Lettre écrite par George Sand à Jules Boucoiran le 06/03/1833 à Paris

A M. JULES BOUCOIRAN, A LA CHÂTRE.
Paris, 6 mars 1833.

Mon cher enfant,

Vous êtes sur le point de commettre une action très belle ou très folle. Très belle, si vous avez mis cette jeune fille dans la position de ne pouvoir s’établir ailleurs ; très folle, si vous obéissez à un simple penchant.

On me recommande de vous arrêter sur le bord de l’abîme. Je ne saurais croire que vous ayez besoin de conseil, au point où vous en êtes. Il faut que vous ayez des motifs bien puissants pour accepter un lien aussi sévère avec une personne aussi différente de vous. Vous allez trop vite. Prenez garde, mon ami, ne précipitez rien.

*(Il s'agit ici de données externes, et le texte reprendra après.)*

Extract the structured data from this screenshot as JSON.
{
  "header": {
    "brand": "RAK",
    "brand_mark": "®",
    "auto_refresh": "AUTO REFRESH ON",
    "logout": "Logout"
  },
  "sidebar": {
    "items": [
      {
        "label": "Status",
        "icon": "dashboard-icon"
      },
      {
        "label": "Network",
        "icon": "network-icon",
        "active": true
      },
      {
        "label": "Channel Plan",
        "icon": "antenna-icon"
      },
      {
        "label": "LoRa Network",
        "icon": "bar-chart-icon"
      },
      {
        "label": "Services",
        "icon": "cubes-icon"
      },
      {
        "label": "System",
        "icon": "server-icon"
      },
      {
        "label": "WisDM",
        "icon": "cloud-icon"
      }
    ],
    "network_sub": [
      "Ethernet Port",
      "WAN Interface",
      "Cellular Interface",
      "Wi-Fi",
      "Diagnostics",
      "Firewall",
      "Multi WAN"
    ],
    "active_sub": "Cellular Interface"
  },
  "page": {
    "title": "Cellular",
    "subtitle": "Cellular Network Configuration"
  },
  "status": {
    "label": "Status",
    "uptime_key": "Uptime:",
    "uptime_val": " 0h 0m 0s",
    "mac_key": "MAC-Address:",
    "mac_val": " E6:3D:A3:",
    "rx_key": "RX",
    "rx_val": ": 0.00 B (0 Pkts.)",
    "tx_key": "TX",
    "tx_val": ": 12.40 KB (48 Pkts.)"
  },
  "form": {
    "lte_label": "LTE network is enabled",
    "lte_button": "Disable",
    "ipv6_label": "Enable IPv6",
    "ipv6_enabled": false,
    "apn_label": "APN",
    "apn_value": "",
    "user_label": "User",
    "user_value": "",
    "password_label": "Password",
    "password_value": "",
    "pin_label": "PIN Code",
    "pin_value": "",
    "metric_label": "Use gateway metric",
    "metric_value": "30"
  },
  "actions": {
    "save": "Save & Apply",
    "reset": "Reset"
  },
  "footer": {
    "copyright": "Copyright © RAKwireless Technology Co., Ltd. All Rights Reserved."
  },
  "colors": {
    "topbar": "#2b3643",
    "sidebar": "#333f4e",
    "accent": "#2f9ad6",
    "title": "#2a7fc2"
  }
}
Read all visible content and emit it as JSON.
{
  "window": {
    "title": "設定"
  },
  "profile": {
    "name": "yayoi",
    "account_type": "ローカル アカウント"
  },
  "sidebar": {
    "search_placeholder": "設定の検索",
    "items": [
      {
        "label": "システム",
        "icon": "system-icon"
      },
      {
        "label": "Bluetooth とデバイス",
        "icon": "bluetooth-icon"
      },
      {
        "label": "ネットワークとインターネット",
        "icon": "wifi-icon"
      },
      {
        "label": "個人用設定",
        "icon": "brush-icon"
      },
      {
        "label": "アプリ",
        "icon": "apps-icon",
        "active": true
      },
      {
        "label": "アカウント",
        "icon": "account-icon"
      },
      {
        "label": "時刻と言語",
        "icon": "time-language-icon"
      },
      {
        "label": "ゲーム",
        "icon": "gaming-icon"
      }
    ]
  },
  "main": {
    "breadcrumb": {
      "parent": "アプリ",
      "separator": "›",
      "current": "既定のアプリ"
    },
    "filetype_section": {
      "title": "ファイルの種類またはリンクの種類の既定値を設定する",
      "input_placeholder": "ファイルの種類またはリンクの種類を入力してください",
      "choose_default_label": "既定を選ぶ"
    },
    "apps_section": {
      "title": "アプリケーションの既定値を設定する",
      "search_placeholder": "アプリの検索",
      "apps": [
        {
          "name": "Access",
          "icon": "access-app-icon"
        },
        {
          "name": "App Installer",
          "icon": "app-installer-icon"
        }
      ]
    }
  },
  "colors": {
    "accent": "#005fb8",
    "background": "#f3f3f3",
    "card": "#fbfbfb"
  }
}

Mon Dieu, vous auriez sous la main la plus riche, la plus belle et la plus spirituelle des femmes, je vous dirais encore d’attendre et de réfléchir. Ce ne sont pas l’opinion et les préjugés que je respecte en ce monde. Seule entre tous, peut-être, je ne vous jetterai pas la pierre ; mais je m’effraye de votre avenir. Vous êtes si jeune et vous aurez tant de choses à faire avant d’élever cette femme jusqu’à vous ! Je n’ose pas vous dire tous les déboires que je prévois pour vous. Je crains de blesser votre cœur, engagé dans une voie aussi délicate. Mais je vous supplie de ne pas tant vous hâter. Pourquoi ne pas remettre cette affaire jusqu’après votre voyage à Paris ? Là, vous pourriez ouvrir les yeux sur beaucoup d’inconvénients que vous ne vous êtes peut-être pas signalés. Si, par promesse ou par devoir, vous étiez engagé de manière à ne pas revenir sur vos pas, du moins seriez-vous en garde contre l’avenir, et mieux préparé à le braver courageusement.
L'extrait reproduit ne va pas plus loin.